Markell: We have all the pieces of an excellent transportation system. We've got I-95, the most important road on the east coast, which runs right through Delaware. We are on the Amtrak line; we've got New Castle County Airport, which is a great little airport, and we're half an hour from the Philadelphia International Airport. And then there is our port which completes the picture of Delaware as a preeminent transportation hub. We handle fruit from Chile. We've handled cars over the years from a number of different suppliers.
Editor: What about the tax climate?
Markell: Delaware is regarded as the third most attractive state in the country in terms of the tax burden.

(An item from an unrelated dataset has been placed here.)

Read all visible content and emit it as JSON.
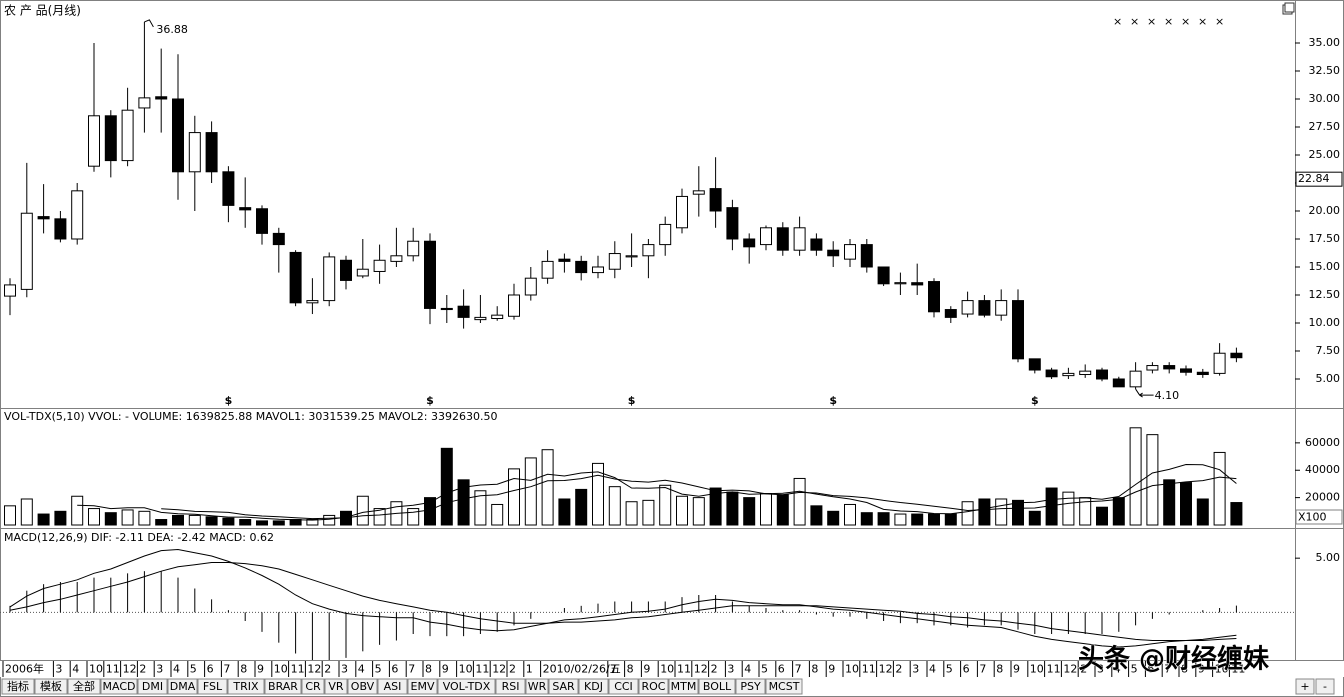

We have also made great progress in reducing the top personal income tax rate. It is now only 5.95%. We are one of only a handful of states in the country with no sales tax. The overall tax situation is very attractive. Real estate taxes are very low.
Editor: What about the quality of life?
Markell: Delaware has great natural resources. We have a lot of nice outdoor spaces to enjoy, but there are still plenty of places, particularly near our urban centers, where foreign companies would find it very attractive to build.
Editor: What does Delaware need to do to stay competitive?
Markell: I think there's a lot we can do. We need to become more attractive to smaller businesses and entrepreneurs; we need to attract more venture capital and to be ever-nimble; we need to be proactive and not responsive. We need to put ourselves into the shoes of the people who are creating the jobs and the prosperity in the first place.
Editor: What do you think is the biggest national problem challenging Delaware?
Markell: Obviously every state is very much affected by what goes on with the national economy. The more strongly the national economy performs, the better it will be for Delaware.